El espejismo brasileño se disolvió y apareció la realidad. El país con grandes aspiraciones de impulsarse hacia el primer mundo, el que se supone tenía ingentes cantidades de plata para organizar un Mundial de Fútbol y unos Juegos Olímpicos en un lapso de dos años, terminó siendo otra nación golpeada por el populismo y el mal manejo de los dineros públicos.
La posibilidad de enjuiciar a Dilma Rousseff abrió la caja de pandora de la crisis del gigante sudamericano, que ahora tratará de enderezar el rumbo y reiniciar un proceso de recuperación en todos los frentes.
Rousseff apunta hacia sus detractores, señala que no hizo nada malo y que su accionar es el mismo de presidentes del pasado. Lo cierto es que, y aunque toca esperar la resolución de la justicia brasileña, todo hace indicar que la ahora exprimera mandataria estuvo involucrada en actos en contra de las cuentas públicas del país. Su imagen quedó aún más golpeada cuando le dio la bienvenida, con los brazos abiertos, a Lula da Silva, como una manera de tratar de protegerlo ante las acusaciones también de corrupción, que se ceñían sobre el llamado presidente obrero.
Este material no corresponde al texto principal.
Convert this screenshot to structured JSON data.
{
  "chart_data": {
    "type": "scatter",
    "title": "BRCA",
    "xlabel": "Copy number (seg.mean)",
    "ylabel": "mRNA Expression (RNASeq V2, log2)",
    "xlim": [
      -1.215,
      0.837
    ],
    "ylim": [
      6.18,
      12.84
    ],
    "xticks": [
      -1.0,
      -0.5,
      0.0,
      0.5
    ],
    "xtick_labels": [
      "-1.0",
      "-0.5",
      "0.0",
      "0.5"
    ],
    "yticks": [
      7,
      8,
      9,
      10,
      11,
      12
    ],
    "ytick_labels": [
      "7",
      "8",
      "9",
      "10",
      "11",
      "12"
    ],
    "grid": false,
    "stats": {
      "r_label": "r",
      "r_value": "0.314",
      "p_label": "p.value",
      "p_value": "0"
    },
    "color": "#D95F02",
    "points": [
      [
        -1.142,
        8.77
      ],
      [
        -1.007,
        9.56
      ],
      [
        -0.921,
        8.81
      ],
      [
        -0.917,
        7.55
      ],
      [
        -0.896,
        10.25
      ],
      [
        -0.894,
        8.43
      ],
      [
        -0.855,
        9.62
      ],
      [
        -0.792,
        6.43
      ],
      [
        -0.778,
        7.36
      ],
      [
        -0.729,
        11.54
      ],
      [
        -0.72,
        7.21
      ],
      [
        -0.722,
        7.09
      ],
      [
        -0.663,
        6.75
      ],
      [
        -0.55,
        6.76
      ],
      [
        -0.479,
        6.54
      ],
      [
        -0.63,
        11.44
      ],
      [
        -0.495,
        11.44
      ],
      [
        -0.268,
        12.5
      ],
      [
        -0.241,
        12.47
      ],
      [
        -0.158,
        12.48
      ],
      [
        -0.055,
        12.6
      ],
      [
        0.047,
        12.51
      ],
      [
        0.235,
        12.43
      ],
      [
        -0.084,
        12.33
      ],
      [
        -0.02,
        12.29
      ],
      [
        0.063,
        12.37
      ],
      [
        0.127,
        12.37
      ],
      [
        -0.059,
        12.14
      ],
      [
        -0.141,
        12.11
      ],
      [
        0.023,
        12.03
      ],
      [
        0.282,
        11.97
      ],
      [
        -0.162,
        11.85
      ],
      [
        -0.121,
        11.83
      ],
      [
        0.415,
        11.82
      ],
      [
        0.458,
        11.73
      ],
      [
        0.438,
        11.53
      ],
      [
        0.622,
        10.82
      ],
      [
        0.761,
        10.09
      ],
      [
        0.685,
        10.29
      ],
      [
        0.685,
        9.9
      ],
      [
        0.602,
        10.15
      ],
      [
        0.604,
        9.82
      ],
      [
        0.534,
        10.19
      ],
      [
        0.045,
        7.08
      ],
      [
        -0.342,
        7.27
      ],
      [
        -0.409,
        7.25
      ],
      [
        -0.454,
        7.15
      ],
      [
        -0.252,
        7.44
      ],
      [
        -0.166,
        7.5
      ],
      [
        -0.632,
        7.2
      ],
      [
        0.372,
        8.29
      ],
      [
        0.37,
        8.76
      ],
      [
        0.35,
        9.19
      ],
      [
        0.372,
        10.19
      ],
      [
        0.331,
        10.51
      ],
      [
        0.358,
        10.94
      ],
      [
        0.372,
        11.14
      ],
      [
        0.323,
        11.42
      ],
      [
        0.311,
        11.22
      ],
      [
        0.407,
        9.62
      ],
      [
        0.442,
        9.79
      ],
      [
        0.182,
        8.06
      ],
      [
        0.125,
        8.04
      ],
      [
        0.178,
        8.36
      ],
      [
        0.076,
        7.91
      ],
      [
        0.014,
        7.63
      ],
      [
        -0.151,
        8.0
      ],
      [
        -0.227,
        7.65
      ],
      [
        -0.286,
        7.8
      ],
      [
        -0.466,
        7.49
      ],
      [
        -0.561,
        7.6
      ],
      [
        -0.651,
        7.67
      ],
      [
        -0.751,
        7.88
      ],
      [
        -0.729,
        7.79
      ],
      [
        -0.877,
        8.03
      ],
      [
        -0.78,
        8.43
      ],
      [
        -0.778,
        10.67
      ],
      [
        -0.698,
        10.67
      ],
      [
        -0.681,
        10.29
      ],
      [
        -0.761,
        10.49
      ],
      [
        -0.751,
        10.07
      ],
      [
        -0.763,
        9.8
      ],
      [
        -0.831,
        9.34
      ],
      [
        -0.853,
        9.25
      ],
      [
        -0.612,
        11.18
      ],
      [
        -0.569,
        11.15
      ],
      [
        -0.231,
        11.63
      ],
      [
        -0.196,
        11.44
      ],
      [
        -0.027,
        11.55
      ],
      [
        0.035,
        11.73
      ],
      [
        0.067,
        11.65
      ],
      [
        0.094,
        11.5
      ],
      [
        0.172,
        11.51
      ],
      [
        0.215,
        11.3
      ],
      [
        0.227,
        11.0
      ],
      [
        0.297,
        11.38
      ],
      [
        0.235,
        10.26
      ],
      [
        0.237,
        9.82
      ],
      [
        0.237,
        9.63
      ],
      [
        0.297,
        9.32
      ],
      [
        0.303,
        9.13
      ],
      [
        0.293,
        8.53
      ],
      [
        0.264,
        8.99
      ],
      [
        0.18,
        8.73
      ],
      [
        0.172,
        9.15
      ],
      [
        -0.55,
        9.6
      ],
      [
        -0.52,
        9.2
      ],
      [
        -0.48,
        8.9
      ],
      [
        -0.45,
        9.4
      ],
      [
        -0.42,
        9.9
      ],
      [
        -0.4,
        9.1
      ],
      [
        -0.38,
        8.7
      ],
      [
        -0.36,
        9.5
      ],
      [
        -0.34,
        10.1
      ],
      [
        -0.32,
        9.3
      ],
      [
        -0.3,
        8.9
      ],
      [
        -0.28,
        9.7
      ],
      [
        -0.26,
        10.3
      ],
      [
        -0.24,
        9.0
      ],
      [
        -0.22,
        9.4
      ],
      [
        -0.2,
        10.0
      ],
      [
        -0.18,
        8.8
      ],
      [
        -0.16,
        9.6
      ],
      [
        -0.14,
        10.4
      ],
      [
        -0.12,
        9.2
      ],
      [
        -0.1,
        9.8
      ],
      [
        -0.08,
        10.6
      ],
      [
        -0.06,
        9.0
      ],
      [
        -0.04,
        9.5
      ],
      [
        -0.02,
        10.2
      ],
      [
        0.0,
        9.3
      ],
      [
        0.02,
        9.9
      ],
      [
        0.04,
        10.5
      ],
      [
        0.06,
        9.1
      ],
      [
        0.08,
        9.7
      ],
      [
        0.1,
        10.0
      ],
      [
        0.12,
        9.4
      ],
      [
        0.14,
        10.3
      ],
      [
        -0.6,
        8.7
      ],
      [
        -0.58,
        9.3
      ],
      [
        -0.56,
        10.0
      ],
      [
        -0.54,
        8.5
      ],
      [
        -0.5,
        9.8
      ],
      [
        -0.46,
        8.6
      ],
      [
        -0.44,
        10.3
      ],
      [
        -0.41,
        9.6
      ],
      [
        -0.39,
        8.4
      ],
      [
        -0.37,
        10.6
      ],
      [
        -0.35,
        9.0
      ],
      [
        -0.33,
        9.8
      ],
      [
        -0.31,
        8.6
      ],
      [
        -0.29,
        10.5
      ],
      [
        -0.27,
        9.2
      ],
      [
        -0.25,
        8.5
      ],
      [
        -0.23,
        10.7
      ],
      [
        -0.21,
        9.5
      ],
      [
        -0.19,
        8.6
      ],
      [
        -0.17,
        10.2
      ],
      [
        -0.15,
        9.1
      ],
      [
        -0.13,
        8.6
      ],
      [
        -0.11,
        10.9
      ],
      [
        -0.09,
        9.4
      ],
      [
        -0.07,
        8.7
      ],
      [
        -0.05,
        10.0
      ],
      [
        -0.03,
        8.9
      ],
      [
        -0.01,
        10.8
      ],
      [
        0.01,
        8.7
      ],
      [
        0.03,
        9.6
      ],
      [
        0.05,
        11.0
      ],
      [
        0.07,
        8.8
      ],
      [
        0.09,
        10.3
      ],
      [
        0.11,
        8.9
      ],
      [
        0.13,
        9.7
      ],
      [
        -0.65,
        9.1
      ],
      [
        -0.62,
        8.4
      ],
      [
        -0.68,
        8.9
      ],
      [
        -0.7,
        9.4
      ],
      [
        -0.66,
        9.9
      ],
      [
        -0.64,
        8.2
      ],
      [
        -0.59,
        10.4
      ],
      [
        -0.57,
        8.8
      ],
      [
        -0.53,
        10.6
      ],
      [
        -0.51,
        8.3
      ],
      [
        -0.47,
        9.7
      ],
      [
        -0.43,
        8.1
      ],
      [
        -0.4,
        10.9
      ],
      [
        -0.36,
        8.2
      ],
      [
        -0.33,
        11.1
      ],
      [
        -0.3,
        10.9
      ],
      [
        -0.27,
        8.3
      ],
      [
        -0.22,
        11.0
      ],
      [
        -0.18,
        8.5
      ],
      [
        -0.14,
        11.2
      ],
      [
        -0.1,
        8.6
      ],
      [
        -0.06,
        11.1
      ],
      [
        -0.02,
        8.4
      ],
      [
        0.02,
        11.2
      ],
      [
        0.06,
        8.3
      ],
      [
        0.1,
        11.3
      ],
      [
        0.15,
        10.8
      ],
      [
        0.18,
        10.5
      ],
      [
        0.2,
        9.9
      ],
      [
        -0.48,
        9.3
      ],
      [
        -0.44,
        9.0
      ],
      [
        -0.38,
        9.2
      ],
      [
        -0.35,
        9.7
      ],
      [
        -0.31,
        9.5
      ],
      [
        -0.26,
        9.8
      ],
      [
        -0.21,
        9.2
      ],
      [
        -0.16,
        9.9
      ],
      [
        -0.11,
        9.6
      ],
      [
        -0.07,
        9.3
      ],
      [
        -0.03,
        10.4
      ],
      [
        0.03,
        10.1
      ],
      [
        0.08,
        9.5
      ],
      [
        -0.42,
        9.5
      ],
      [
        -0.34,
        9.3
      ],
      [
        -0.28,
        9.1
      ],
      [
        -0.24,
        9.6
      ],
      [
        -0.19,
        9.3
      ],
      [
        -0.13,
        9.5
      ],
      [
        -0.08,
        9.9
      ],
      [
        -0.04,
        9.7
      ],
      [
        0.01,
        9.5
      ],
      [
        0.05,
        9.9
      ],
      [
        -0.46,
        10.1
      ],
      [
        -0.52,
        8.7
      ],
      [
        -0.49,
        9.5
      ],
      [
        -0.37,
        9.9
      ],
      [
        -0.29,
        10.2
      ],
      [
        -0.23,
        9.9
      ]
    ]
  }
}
Lo de Rousseff fue la continuación de Lula, la respuesta de la sociedad ante el cansancio de los políticos tradicionales y que eventualmente termina por sufrir un efecto bumerán en estos países. Le está explotando en la cara en este momento a Brasil, como le pasó a Argentina y como está sufriendo en este momento Venezuela.
Rousseff olvidó los dos preceptos que ondean en la bandera brasileña, orden y progreso, y creó caos y retroceso. Ahora el país paga en estos momentos las consecuencias a través de severa crisis política y económica.
Y ese es precisamente el problema con las apuestas populistas, que suenan bien en papel, pero cuya realidad termina por aplastar a las sociedades.
Los brasileños viven momentos complicados. El 2 de octubre próximo tratarán de escapar del laberinto a través de las votaciones. Les toca elegir con cuidado. Su futuro depende de ello.